Iroquois A02-085 was hoisted from the garden at 16th Aviation Brigade’s headquarters and transported to RAAF Base Amberley late last year where a specialist team in the RAAF History and Heritage Branch refurbished the helicopter.
The helicopter was placed at its final landing pad on January 28.
Iroquois A02-085, originally a UH-1D variant of the “Huey”, was delivered in late 1966 to No. 9 Squadron (RAAF) stationed at Vung Tau Airfield, Vietnam.
Following its last flight in Vietnam in early 1968, A02-085 returned to Australia to receive the UH-1H upgrade.
Warrant Officer Michael Downs, of RAAF History and Heritage Branch's Static Display Aircraft Support Section, said this was the first helicopter refurbished by the unit.
“We mechanically sanded the aircraft to expose the best surface before priming, vermin proofing and environmentally sealing the external surface with a weather-resistant, high-gloss coating,” Warrant Officer Downs said.
The team of 12 reservists also installed counterweights to offset the removal of crew seats and other interior fittings inside the fuselage, re-balancing the centre of gravity, and constructed panels and brackets to support the static display of the aircraft.
“The cooperation between Army and Air Force was fantastic,” Warrant Officer Downs said.
“We had a common goal and worked really well together to make the aircraft safe for display and looking resplendent in its new paint scheme.”
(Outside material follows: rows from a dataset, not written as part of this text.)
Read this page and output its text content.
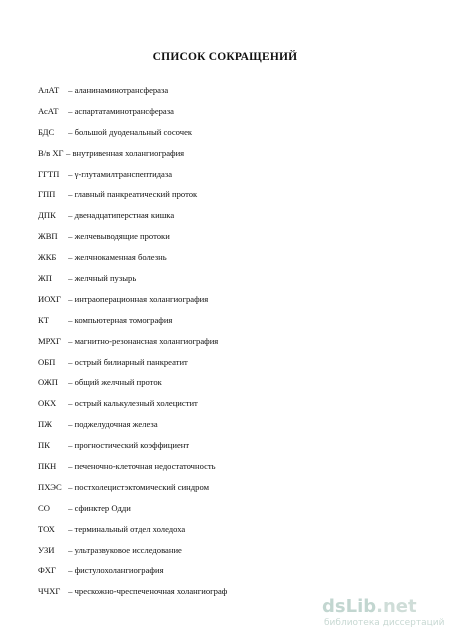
СПИСОК СОКРАЩЕНИЙ
АлАТ – аланинаминотрансфераза
АсАТ – аспартатаминотрансфераза
БДС – большой дуоденальный сосочек
В/в ХГ – внутривенная холангиография
ГГТП – γ-глутамилтранспептидаза
ГПП – главный панкреатический проток
ДПК – двенадцатиперстная кишка
ЖВП – желчевыводящие протоки
ЖКБ – желчнокаменная болезнь
ЖП – желчный пузырь
ИОХГ – интраоперационная холангиография
КТ – компьютерная томография
МРХГ – магнитно-резонансная холангиография
ОБП – острый билиарный панкреатит
ОЖП – общий желчный проток
ОКХ – острый калькулезный холецистит
ПЖ – поджелудочная железа
ПК – прогностический коэффициент
ПКН – печеночно-клеточная недостаточность
ПХЭС – постхолецистэктомический синдром
СО – сфинктер Одди
ТОХ – терминальный отдел холедоха
УЗИ – ультразвуковое исследование
ФХГ – фистулохолангиография
ЧЧХГ – чрескожно-чреспеченочная холангиограф
dsLib.net
библиотека диссертаций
In addition to serving in Vietnam, A02-085 deployed on several campaigns with Air Force, including the United Nations Emergency Force (1976-79) in Ismailia, Egypt, and the ANZAC Contingent to Multinational Forces and Observers based at El Gorah, Sinai (1982-86).
Transferred to Army Aviation in January 1990, A02-085 served predominantly with 171st Operational Support Squadron - 1st Aviation Regiment before being retired in 2004 after amassing a staggering 11,194.9 flying hours.
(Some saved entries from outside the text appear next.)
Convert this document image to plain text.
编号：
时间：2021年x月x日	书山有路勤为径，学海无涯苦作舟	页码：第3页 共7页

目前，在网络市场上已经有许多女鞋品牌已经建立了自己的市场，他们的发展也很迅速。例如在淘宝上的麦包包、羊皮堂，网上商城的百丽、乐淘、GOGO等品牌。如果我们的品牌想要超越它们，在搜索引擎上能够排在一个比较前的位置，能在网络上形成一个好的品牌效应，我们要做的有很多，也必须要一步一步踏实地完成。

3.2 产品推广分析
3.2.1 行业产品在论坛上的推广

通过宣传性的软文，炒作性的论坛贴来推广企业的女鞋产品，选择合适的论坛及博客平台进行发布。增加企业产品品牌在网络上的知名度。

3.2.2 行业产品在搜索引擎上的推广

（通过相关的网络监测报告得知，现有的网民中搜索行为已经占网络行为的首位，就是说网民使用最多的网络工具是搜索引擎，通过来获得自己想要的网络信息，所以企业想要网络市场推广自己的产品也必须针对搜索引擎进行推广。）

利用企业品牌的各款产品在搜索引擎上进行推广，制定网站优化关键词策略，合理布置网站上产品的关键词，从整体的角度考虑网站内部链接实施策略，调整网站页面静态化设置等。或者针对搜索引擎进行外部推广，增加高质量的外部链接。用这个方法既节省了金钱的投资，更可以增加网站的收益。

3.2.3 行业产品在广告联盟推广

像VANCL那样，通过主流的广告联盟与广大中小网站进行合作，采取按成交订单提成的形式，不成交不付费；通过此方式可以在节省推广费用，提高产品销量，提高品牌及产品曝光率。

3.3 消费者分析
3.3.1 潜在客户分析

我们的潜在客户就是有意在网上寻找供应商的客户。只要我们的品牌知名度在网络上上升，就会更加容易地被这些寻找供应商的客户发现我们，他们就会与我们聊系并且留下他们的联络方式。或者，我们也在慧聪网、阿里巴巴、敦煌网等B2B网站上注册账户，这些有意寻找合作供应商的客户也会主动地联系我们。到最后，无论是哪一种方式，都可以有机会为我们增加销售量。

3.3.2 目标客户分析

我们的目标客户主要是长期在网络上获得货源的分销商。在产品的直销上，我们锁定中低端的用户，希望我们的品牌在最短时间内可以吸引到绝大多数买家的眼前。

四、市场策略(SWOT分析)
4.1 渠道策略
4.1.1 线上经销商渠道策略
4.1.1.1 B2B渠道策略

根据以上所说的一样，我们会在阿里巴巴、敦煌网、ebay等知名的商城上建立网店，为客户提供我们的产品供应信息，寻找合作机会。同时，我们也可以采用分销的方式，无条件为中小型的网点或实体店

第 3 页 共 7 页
Gallipoli Barracks is home to the 1st Division/Deployable Joint Force Headquarters, 7th Brigade, 6th Brigade, 11th Brigade and 16th Aviation Brigade.
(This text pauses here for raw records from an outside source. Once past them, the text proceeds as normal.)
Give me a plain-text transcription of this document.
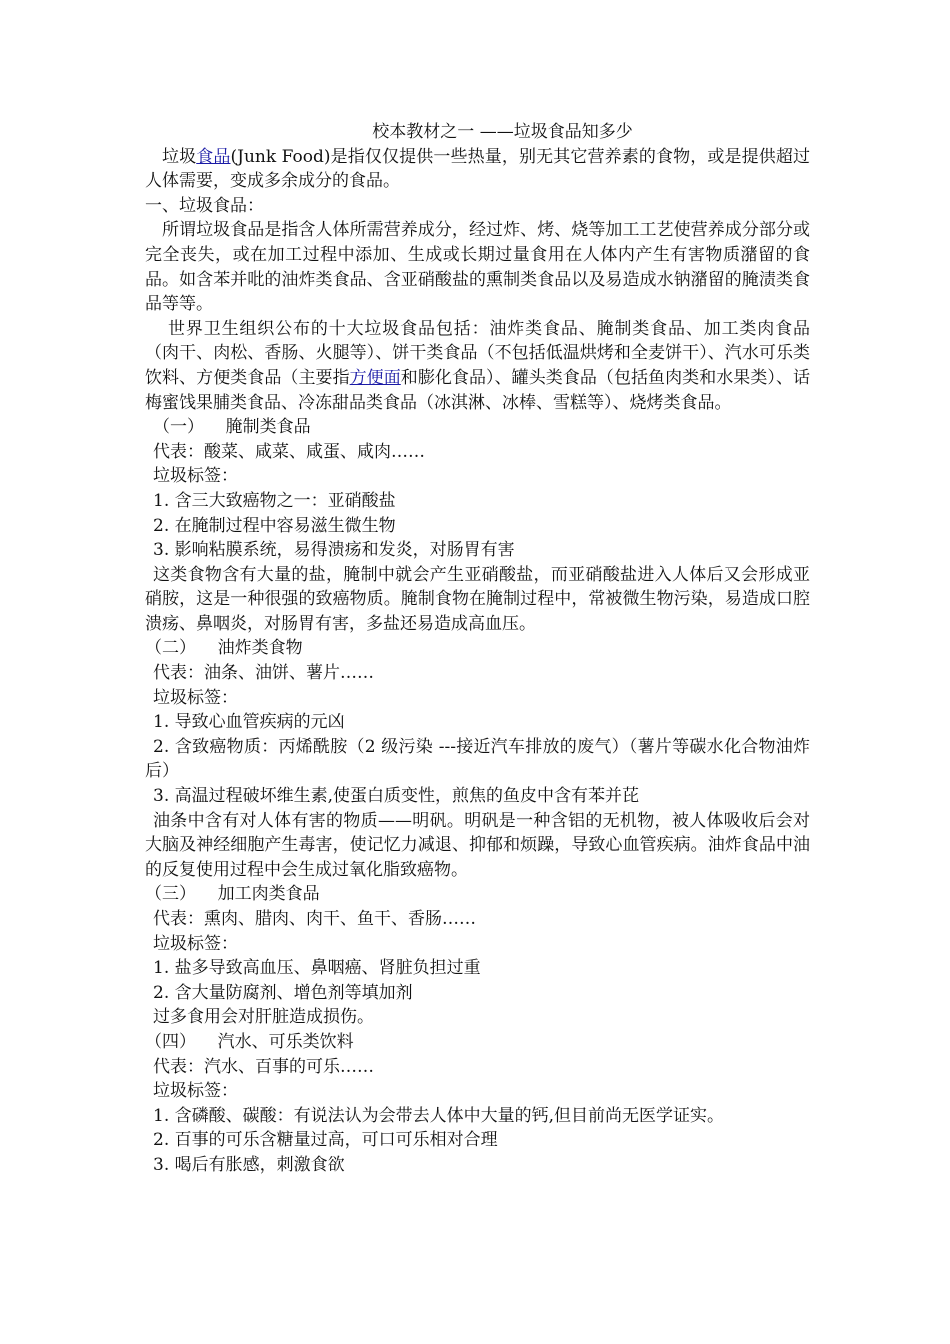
校本教材之一 ——垃圾食品知多少

垃圾食品(Junk Food)是指仅仅提供一些热量，别无其它营养素的食物，或是提供超过人体需要，变成多余成分的食品。

一、垃圾食品：

所谓垃圾食品是指含人体所需营养成分，经过炸、烤、烧等加工工艺使营养成分部分或完全丧失，或在加工过程中添加、生成或长期过量食用在人体内产生有害物质潴留的食品。如含苯并吡的油炸类食品、含亚硝酸盐的熏制类食品以及易造成水钠潴留的腌渍类食品等等。

世界卫生组织公布的十大垃圾食品包括：油炸类食品、腌制类食品、加工类肉食品（肉干、肉松、香肠、火腿等）、饼干类食品（不包括低温烘烤和全麦饼干）、汽水可乐类饮料、方便类食品（主要指方便面和膨化食品）、罐头类食品（包括鱼肉类和水果类）、话梅蜜饯果脯类食品、冷冻甜品类食品（冰淇淋、冰棒、雪糕等）、烧烤类食品。

（一）    腌制类食品

代表：酸菜、咸菜、咸蛋、咸肉……

垃圾标签：

1. 含三大致癌物之一：亚硝酸盐

2. 在腌制过程中容易滋生微生物

3. 影响粘膜系统，易得溃疡和发炎，对肠胃有害

这类食物含有大量的盐，腌制中就会产生亚硝酸盐，而亚硝酸盐进入人体后又会形成亚硝胺，这是一种很强的致癌物质。腌制食物在腌制过程中，常被微生物污染，易造成口腔溃疡、鼻咽炎，对肠胃有害，多盐还易造成高血压。

（二）    油炸类食物

代表：油条、油饼、薯片……

垃圾标签：

1. 导致心血管疾病的元凶

2. 含致癌物质：丙烯酰胺（2 级污染 ---接近汽车排放的废气）（薯片等碳水化合物油炸后）

3. 高温过程破坏维生素,使蛋白质变性，煎焦的鱼皮中含有苯并芘

油条中含有对人体有害的物质——明矾。明矾是一种含铝的无机物，被人体吸收后会对大脑及神经细胞产生毒害，使记忆力减退、抑郁和烦躁，导致心血管疾病。油炸食品中油的反复使用过程中会生成过氧化脂致癌物。

（三）    加工肉类食品

代表：熏肉、腊肉、肉干、鱼干、香肠……

垃圾标签：

1. 盐多导致高血压、鼻咽癌、肾脏负担过重

2. 含大量防腐剂、增色剂等填加剂

过多食用会对肝脏造成损伤。

（四）    汽水、可乐类饮料

代表：汽水、百事的可乐……

垃圾标签：

1. 含磷酸、碳酸：有说法认为会带去人体中大量的钙,但目前尚无医学证实。

2. 百事的可乐含糖量过高，可口可乐相对合理

3. 喝后有胀感，刺激食欲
At the installation of the gate guard, Commander 16th Aviation Brigade Brigadier David Hafner spoke about the importance of reflecting upon and preserving the corps’ history.
Former Iroquois pilot Captain Bradley Wheeler described the new gate guard as “a fitting tribute to a hardworking aircraft that now, 17 years later, has a new lease of life”.
David Howard, a former Iroquois maintainer and Army Articifer Sergeant Major said: “It was great to see the aircraft undergo some restoration and it was also a lot of fun being involved in the process of moving then reassembling the aircraft on site”.